Nomura Holdings Inc (8604.T), Japan’s biggest brokerage and investment bank, saw second-quarter net profit almost wiped out due to a one-off loss from transactions completed more than a decade ago.
It booked a charge of about 39 billion yen ($345 million) that it said was related to legacy transactions in the United States from before the global financial crisis in 2007 and 2008.
The loss follows a $2.9 billion hit from the collapse of U.S. investment fund Archegos – news of which emerged in March and which also led to Nomura announcing on Friday that it had set up a new board committee to improve its risk management.

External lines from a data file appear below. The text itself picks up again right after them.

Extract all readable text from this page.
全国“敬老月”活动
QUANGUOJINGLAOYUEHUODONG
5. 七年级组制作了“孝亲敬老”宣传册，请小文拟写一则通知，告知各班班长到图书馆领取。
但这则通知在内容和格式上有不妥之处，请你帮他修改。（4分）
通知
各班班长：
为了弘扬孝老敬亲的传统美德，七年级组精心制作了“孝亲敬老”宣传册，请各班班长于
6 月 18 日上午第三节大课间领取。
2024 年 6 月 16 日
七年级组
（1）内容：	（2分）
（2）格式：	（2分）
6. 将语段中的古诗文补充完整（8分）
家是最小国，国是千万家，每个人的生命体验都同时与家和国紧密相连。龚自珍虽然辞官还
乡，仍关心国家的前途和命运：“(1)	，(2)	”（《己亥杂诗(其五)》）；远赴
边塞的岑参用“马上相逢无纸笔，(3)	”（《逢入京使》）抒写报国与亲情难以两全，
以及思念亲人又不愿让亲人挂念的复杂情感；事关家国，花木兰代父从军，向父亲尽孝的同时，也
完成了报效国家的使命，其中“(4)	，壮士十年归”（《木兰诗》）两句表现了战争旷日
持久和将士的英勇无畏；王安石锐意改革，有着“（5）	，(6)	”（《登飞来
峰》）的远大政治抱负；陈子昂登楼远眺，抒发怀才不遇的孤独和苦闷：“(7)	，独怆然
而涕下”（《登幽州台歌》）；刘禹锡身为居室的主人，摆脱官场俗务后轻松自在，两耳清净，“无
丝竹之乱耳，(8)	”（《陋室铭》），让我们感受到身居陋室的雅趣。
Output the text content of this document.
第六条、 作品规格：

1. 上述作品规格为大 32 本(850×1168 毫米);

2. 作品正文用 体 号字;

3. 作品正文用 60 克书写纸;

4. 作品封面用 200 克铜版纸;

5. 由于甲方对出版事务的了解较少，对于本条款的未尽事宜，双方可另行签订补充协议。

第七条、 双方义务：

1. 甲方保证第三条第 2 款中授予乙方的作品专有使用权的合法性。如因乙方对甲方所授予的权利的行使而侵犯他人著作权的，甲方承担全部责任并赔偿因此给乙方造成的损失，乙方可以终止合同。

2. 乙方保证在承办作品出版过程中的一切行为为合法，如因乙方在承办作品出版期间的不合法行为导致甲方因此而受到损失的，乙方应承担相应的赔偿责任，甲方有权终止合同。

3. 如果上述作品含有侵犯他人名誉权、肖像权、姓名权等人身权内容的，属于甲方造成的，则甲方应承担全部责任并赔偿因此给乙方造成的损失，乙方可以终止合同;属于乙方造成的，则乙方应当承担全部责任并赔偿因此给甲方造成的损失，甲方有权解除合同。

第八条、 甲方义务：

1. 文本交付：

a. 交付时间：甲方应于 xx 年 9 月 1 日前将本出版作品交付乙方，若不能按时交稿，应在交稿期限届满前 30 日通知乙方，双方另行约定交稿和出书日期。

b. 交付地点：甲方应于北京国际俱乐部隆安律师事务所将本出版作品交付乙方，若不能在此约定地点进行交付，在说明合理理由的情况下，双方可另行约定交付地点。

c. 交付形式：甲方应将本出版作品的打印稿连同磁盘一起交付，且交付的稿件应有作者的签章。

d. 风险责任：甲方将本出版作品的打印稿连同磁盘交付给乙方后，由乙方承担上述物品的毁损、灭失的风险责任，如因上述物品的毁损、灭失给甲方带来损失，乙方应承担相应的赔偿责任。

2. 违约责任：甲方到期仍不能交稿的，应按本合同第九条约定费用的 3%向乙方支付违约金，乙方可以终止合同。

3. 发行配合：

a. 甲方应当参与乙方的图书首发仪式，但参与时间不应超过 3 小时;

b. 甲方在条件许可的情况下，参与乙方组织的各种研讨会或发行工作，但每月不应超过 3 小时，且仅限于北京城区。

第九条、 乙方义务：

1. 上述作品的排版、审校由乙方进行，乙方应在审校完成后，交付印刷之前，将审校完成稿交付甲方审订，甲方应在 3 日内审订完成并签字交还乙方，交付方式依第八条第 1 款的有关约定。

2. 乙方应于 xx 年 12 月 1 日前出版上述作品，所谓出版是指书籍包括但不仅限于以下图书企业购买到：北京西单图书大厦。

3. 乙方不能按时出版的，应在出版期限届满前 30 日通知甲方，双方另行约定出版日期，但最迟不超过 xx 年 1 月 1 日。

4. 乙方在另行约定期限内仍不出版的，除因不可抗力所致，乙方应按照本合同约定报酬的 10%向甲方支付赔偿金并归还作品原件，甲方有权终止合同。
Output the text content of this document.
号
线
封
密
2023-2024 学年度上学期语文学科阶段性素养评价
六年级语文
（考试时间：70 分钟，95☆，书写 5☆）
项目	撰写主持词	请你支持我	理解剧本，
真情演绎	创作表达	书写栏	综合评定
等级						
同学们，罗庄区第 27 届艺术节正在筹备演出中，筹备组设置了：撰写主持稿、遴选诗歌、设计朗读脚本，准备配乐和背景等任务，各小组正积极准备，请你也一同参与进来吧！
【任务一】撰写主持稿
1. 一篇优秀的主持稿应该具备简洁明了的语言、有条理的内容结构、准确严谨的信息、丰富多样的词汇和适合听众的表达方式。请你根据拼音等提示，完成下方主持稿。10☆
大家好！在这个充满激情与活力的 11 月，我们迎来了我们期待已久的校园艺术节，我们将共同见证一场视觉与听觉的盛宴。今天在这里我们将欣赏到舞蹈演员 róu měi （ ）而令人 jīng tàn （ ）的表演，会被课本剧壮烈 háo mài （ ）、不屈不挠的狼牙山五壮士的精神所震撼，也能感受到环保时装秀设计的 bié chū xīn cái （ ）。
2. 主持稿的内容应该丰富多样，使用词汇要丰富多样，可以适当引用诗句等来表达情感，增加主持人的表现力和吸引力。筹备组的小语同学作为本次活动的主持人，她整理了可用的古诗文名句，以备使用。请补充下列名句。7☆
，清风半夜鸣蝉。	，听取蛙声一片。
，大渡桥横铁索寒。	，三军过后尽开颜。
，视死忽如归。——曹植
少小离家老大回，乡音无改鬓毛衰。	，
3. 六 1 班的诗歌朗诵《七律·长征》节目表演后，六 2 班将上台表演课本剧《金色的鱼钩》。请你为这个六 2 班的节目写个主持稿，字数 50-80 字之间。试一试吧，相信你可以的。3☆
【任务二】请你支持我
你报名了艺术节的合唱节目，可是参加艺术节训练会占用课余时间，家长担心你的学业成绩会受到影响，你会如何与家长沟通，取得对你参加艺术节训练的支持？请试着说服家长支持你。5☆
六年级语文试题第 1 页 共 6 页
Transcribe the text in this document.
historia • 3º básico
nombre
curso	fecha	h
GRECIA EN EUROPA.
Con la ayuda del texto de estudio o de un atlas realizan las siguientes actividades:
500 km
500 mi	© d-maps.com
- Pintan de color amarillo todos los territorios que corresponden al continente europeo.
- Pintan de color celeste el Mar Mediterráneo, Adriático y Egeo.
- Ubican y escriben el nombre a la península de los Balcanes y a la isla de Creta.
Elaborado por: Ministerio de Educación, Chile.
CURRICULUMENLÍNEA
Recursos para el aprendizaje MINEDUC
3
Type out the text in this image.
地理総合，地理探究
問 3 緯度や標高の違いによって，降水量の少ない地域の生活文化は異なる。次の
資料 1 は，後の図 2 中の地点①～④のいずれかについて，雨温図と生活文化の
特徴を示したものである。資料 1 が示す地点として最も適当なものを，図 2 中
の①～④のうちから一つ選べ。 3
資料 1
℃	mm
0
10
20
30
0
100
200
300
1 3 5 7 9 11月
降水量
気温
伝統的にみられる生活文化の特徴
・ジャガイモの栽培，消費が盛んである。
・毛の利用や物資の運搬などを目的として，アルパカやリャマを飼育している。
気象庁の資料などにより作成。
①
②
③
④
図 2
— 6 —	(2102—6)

“It’s really disappointing that we’ve booked such a loss after the matter in late March,” Chief Financial Officer Takumi Kitamura told a briefing.
He declined to disclose details of the most recent charge, saying it was currently under litigation.
“It’s hard to avoid litigation risks as long as we do businesses overseas. But we need to control the risks to prevent such cases from happening.”
Nomura’s July-September profit came in far below forecasts at 3.2 billion yen ($28.3 million), down 95% from a year earlier.
The bank has had a long troubled history in its attempts to expand overseas and match global rivals, including the acquisition of assets from the collapsed Lehman Brothers in 2008 which it later wrote down.
The bank was also among the hardest hit by the Archegos debacle, which it has argued was an isolated incident rather than an indictment of its broader ambitions.
“To try to compete globally, Nomura takes risks but has yet to execute successfully on a consistent long-term strategy,” said Morningstar analyst Michael Makdad.
“Sometimes those risks blow up, sometimes sooner and sometimes later, and the blowups more than offset the big profits it gets in good quarters.”
Pretax income for Nomura’s wholesale division, which houses its trading and investment banking businesses, dropped 62% to 25 billion yen for the same period a year earlier.
In addition to the charge for the legacy transaction, it also saw a weaker performance by its global markets trading business – a large portion of which is fixed income trading – after a buoyant year in 2020 due to high market volatility driven by the COVID-19 pandemic.
One bright spot was Nomura’s investment banking unit, which saw net revenue grow 26% thanks to a record wave of deals globally. While a relatively small player in global M&A, the acquisition of Greentech, an M&A advisor in clean technology deals and now renamed Nomura Greentech, helped boost Nomura’s presence in the U.S. market.
Nomura this month appointed the founder of Greentech, Jeff McDermott, as global co-head of investment banking.
The bank also said on Friday that it would buy back up to 50 billion yen or up to 2.5% of outstanding shares.
Shares in Nomura have lost more than 20% since it revealed the Archegos loss in March, just a few days before the end of its financial year.